9. The Red Heifer and the Water of Purification
CHAPTER 19
1. The provision appointed: The red heifer and the ashes (Numbers 19:1)
2. The use of the water of purification (Numbers 19:11)
This is a most interesting chapter. The ordinance of the red heifer and the water of purification is nowhere mentioned in Leviticus. The day of atonement, so prominent in Leviticus, is not referred to in Numbers at all. The provision of the water of purification is characteristic of the wilderness book. The people were dying by the thousands, and means had to be provided for the cleansing of those who became defiled by contact with the dead. The ashes of the red heifer used in the way as described in this chapter were for the cleansing of the defiled. Without following the details of this new ordinance in the wilderness we point out briefly its typical meaning. That the red heifer is a type of Christ no one can fail to see. “For if the blood of bulls and goats and the ashes of an heifer sprinkling the unclean sanctifieth to the purifying of the flesh, how much more shall the blood of Christ, who through the eternal Spirit offered Himself without spot to God, purge your conscience from dead works to serve the living God?” (Hebrews 9:13) This fully warrants the typical application. The red heifer was to be without spot, wherein is no blemish is the type of Christ, without spot and blemish. It had to be an heifer upon which never came a yoke. A yoke is put on an animal to restrain the wild nature, to bring it to subjection. Our blessed Lord needed no yoke, for He came willingly. “Lo, I come to do Thy will.” Nowhere is the color of a sacrificial animal mentioned but here. Red is the color of blood. It is the type of His obedience unto death. The heifer was slain without the camp. So Christ suffered without the camp (Hebrews 13:12). The sprinkling of the blood seven times toward the tabernacle is the type of the blood of atonement. Everything of the red heifer was consumed by fire and into the fire was cast cedar wood, hyssop and scarlet. These things typify the world. (See cleansing of the leper in Leviticus 14). The world and all its glory is judged in the judgment of the cross.

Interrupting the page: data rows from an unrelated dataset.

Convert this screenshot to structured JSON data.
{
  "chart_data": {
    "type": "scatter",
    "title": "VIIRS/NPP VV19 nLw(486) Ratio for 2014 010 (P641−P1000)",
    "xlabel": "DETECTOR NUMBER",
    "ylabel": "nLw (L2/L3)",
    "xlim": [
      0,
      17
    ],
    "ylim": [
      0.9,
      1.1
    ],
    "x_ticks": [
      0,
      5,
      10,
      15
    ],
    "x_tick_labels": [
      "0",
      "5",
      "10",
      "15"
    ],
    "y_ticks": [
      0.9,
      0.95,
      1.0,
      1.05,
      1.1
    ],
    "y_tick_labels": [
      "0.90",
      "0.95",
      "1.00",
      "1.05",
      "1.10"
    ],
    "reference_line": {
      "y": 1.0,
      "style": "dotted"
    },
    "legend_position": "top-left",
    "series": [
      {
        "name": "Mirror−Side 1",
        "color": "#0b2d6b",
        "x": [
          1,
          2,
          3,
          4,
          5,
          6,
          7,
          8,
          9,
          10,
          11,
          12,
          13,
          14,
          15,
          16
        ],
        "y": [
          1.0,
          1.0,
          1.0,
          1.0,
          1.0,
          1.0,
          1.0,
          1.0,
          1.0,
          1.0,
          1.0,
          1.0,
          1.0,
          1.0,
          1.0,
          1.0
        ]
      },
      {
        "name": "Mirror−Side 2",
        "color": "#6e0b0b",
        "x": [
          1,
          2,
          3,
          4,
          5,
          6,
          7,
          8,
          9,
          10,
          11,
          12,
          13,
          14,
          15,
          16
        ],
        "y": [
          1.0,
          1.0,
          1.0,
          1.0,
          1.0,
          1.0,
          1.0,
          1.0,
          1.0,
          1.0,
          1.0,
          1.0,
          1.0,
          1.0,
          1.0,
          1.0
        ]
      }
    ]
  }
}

Here is the essential difference between this and all other offerings: it is an offering once offered which (ideally, at least) never needs to be renewed. In all other cases, if any man sinned, fresh blood had to be shed, a fresh sacrifice to be made; but in this, the virtue remained of what had already been offered: the ashes were the memorial of an already accepted work. (F.W Grant)
The ashes of the red heifer were gathered up by a clean man and put outside of the camp in a clean place. Water was used with the ashes and was sprinkled upon the defiled persons, upon the tent and all the vessels. This was the mode of their purification. It is all so full and rich that it would take many pages to explain all the blessed lessons connected with it. We need constant cleansing because we pass through the wilderness, the world, and death is stamped upon everything. The death of Christ has made provision for our cleansing, as it has provided for the removal of our guilt. The living water is the type of the Holy Spirit. Defilement with the world interrupts communion with God. The death of Christ and the work of the Holy Spirit through the Word cleanse us from that defilement. See 1 John 1 .

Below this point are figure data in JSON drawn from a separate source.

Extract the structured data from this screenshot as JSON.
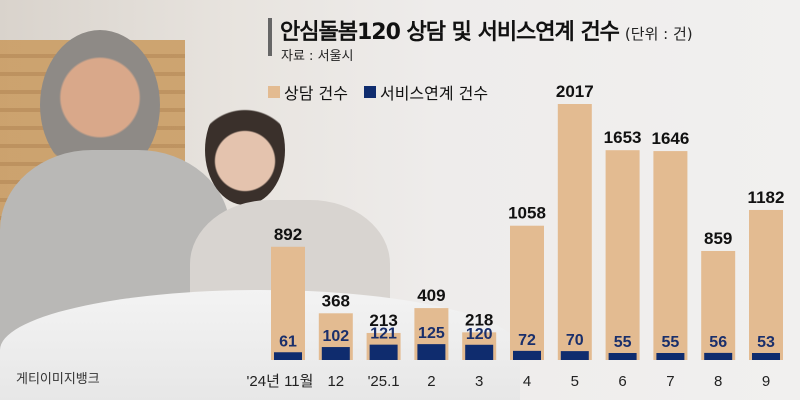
{
  "chart_data": {
    "type": "bar",
    "title": "안심돌봄120 상담 및 서비스연계 건수",
    "unit": "(단위 : 건)",
    "source": "자료 : 서울시",
    "categories": [
      "'24년 11월",
      "12",
      "'25.1",
      "2",
      "3",
      "4",
      "5",
      "6",
      "7",
      "8",
      "9"
    ],
    "series": [
      {
        "name": "상담 건수",
        "color": "#e3bb91",
        "values": [
          892,
          368,
          213,
          409,
          218,
          1058,
          2017,
          1653,
          1646,
          859,
          1182
        ]
      },
      {
        "name": "서비스연계 건수",
        "color": "#0f2c6e",
        "values": [
          61,
          102,
          121,
          125,
          120,
          72,
          70,
          55,
          55,
          56,
          53
        ]
      }
    ],
    "legend_position": "top-left",
    "grid": false
  },
  "credit": "게티이미지뱅크"
}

“If we walk in the light, as He is in the light, we have fellowship one with another, and the blood of Jesus Christ His Son cleanseth us from all sin” (1 John 1). But if we fail to walk in the light--if we forget, and, in our forgetfulness touch the unclean thing, how is our communion to be restored? Only by the removal of the defilement. And how is this to be effected? By the application to our hearts and consciences of the precious truth of the death of Christ. The Holy Ghost produces self-judgment, and brings to our remembrance the truth that Christ suffered death for that defilement which we so lightly and indifferently contract. It is not a fresh sprinkling of the blood of Christ--a thing unknown in Scripture--but the remembrance of His death brought home, in fresh power, to the contrite heart, by the ministry of the Holy Ghost.